Il Comune di Milano torni a svolgere il ruolo di decisore politico e di mediazione tra le diverse posizioni in campo. Ci sono molte partite aperte, ad esempio quella sulla gestione dei servizi diurni, che vede la posizione degli enti gestori e quella delle famiglie delle persone con disabilità difficilmente conciliabili seppur entrambe legittime. Da troppo tempo il Comune non svolge il ruolo di mediatore tra le diverse posizioni per trovare una soluzione definitiva. Inoltre, negli ultimi mesi c’è stato un elevato ricambio tra i dirigenti degli uffici con cui il mondo associativo si interfaccia: i continui cambiamenti e la mancanza di punti di riferimento rende più complesso il lavoro di confronto e mediazione per le associazioni.

In quest’ottica, sarebbe auspicabile la creazione di una task force all’interno della “macchina” comunale come avete chiesto nella lettera inviata al sindaco Sala lo scorso ottobre?

Quello sarebbe l’ottimo. Nella nostra lettera abbiamo chiesto al Comune di dare vita a una task force che unisca figure tecniche, famiglie, persone con disabilità esperti e in cui confluiscano tutte le politiche per la disabilità del Comune di Milano. A coordinare i lavori dovrebbe essere un “disability manager” cittadino. In questo modo, a nostro avviso, sarà possibile abbattere i rigidi confini tra assessorati, orientando la riflessione e l’elaborazione progettuale verso una città che sia per tutti: accessibile, inclusiva e garante dei diritti.

Quali invece i percorsi già avviati e su cui sarebbe opportuno continuare a investire?

Quella di spostare verso i Municipi i servizi territoriali, compresi quelli per la disabilità, è stata una scelta positiva sulla carta, ma perché divenga concretamente un passo avanti è necessario che vengano potenziati investendo risorse economiche e professionali. I Municipi sono luoghi di prossimità tanto più utili alle persone con disabilità, che spesso hanno difficoltà a spostarsi, sia per accedere a servizi di uso comune come l’anagrafe, sia per quelli specificatamente rivolti alle persone con disabilità.

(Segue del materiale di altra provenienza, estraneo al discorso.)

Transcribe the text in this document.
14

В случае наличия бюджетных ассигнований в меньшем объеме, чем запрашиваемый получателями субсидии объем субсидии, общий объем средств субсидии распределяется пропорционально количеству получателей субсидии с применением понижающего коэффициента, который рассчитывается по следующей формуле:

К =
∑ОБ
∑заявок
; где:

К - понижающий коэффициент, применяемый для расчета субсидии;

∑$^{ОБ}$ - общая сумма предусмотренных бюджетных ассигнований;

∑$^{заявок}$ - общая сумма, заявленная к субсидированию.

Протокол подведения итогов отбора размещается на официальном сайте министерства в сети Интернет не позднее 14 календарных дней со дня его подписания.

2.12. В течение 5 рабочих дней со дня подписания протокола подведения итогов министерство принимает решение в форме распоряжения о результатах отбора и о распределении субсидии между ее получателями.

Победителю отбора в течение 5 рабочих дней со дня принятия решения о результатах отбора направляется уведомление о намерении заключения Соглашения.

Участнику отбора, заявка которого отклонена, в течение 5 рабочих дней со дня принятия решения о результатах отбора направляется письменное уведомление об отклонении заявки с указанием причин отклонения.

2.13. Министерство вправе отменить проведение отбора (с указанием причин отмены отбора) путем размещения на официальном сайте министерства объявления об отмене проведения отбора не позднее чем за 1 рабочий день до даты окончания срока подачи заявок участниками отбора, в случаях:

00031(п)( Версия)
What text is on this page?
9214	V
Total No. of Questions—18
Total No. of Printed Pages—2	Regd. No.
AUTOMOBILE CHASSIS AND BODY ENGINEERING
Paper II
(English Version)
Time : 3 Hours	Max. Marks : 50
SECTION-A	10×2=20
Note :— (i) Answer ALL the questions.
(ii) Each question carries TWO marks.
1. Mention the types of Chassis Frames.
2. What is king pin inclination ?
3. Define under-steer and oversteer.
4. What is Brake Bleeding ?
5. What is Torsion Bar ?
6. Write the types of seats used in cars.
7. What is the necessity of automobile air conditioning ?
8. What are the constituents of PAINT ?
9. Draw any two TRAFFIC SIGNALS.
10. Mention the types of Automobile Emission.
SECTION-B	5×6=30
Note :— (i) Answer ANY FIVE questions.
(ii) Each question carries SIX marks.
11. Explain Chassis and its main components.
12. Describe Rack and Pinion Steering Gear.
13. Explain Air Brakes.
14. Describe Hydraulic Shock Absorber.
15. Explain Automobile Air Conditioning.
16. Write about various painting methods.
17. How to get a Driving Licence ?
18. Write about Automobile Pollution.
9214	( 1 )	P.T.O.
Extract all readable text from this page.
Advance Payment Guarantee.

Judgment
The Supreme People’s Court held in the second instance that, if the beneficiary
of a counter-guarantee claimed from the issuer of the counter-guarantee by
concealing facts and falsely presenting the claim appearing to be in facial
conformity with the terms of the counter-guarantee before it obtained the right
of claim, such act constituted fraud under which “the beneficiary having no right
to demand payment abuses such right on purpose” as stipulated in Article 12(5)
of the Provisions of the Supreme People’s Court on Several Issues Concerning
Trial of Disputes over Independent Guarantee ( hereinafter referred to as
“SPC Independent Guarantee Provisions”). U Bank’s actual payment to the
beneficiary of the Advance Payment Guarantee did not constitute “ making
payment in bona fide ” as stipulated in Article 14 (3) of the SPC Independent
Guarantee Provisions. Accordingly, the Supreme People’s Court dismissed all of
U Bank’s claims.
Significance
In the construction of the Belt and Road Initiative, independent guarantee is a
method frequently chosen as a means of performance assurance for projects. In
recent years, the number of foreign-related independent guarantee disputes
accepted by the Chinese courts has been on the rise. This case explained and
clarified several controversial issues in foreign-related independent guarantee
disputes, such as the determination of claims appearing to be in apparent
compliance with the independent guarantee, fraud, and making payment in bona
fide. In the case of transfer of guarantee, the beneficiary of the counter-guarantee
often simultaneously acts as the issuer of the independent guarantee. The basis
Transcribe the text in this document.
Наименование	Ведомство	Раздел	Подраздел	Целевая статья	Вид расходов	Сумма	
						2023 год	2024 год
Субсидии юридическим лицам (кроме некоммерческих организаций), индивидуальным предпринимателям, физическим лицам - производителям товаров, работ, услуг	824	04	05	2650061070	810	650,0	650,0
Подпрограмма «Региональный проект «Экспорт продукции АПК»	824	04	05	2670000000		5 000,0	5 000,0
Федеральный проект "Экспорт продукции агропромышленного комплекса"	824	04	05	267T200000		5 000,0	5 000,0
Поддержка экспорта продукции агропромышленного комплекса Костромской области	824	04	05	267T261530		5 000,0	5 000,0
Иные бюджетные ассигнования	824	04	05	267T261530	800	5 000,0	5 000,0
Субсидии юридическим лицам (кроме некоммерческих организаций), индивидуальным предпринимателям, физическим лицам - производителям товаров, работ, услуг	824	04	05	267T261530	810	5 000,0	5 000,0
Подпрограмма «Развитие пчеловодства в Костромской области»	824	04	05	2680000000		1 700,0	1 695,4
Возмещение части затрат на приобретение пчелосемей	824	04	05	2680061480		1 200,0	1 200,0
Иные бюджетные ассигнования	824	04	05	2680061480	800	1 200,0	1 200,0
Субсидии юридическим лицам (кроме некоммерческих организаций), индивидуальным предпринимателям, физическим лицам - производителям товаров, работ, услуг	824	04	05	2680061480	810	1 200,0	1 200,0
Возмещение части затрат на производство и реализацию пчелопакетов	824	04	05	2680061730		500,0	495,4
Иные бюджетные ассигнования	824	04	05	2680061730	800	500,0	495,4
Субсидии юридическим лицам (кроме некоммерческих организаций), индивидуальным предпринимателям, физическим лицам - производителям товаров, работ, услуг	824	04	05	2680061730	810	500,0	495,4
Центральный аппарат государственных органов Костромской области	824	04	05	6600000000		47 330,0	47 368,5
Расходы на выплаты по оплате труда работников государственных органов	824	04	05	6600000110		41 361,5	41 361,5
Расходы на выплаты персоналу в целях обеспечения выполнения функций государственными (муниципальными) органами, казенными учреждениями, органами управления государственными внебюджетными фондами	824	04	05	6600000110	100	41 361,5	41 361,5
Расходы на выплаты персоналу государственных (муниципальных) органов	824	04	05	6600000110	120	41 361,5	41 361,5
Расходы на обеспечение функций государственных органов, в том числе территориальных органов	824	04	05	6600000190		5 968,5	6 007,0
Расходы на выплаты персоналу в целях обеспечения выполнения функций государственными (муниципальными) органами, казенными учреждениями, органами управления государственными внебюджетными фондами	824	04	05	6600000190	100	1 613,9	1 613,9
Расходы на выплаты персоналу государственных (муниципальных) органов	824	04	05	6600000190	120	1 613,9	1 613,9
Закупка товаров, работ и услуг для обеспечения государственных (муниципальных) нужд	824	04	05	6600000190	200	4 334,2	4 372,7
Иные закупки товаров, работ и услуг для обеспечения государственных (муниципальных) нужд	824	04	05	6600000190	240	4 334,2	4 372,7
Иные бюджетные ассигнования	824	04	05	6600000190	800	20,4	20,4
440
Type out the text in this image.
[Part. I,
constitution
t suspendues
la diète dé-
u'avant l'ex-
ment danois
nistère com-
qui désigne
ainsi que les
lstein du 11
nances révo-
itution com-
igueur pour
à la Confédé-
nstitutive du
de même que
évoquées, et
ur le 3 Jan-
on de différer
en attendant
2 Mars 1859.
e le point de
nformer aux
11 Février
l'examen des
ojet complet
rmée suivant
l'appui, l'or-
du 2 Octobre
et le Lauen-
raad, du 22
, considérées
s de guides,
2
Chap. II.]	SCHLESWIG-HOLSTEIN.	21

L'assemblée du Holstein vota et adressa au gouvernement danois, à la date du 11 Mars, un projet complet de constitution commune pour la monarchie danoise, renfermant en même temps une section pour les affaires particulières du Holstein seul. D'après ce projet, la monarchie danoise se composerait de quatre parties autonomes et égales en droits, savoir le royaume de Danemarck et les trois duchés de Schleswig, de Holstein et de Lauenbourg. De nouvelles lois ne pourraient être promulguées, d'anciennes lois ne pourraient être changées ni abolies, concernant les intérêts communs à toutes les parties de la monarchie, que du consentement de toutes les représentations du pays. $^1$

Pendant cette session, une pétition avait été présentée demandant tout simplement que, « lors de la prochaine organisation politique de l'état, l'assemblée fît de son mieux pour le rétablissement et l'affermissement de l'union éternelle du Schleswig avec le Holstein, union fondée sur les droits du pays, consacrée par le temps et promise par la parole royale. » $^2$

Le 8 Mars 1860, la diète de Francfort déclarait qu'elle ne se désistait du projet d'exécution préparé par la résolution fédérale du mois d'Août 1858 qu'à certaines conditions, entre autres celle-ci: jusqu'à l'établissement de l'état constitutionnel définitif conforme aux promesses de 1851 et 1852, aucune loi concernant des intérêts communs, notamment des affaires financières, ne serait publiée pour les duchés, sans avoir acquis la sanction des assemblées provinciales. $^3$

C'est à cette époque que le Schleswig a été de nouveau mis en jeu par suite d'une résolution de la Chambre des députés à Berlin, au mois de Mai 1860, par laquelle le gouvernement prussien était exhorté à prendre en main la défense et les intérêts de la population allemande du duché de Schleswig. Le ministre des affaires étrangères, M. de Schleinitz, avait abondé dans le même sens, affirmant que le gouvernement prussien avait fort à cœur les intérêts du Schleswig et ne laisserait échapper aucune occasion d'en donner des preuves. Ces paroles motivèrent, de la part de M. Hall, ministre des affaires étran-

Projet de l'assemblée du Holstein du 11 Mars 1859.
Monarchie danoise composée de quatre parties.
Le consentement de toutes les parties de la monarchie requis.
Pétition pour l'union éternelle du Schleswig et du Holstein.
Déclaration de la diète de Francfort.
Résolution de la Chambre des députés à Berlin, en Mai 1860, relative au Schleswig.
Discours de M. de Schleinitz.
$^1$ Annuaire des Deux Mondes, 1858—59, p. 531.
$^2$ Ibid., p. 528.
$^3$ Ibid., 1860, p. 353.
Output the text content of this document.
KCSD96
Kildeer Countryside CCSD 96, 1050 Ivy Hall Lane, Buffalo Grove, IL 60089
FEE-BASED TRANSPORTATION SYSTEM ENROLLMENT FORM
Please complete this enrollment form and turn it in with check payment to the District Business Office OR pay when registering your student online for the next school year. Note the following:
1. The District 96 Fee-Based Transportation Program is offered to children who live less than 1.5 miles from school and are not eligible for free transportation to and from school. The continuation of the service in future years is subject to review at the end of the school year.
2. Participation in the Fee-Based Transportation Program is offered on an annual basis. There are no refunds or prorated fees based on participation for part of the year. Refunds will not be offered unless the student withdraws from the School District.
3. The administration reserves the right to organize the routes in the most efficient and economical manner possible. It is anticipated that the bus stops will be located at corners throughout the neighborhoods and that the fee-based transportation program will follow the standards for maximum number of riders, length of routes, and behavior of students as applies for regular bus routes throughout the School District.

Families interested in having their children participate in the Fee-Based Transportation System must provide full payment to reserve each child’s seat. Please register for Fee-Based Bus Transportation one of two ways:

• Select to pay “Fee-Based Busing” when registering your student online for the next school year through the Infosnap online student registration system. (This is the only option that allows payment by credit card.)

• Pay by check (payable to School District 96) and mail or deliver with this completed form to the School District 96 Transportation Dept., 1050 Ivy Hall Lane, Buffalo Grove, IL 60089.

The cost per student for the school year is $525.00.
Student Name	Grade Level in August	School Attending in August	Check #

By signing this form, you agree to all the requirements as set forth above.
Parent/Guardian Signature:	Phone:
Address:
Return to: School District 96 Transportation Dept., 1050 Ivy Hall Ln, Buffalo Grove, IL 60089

Chiunque sarà il prossimo sindaco di Milano, dovrà mettere mano ai progetti per le Olimpiadi e le Paralimpiadi del 2026. Che impatto può avere questo evento sulla vita delle persone con disabilità?

Innanzitutto, auspico che l’appuntamento olimpico sia occasione per ripensare la città in chiave inclusiva e accogliente, completando il lavoro che era stato iniziato con Expo nel 2015. Le Olimpiadi, ma soprattutto le Paralimpiadi, pongono una sfida che, se ben affrontata, permetteranno di lasciare un’eredità importante a Milano e nelle altre città lombarde coinvolte nel progetto. Nei giorni della manifestazione dovremo ripensare all’accessibilità dei palazzetti e delle strutture sportive, ma non solo. Arriveranno squadre di atleti paralimpici da tutto il mondo: i mezzi pubblici, gli alberghi e i ristoranti dovranno essere pronti ad accoglierli al meglio. 

Le Olimpiadi possono essere un incentivo a eliminare le barriere architettoniche e rendere più accessibile Milano?

Certamente, ma l’accessibilità fisica degli spazi non è l’unica su cui dover intervenire. Anche le persone con disabilità sensoriale e cognitiva sperimentano forme di barriere e ostacoli che limitano la loro capacità di fruire liberamente della città e dei luoghi pubblici. Garantire una piena accessibilità, ad esempio, significa anche eliminare le barriere alla comunicazione -penso soprattutto alle persone sorde- e fornire informazioni in linguaggio semplificato a chi ha una disabilità di tipo cognitivo.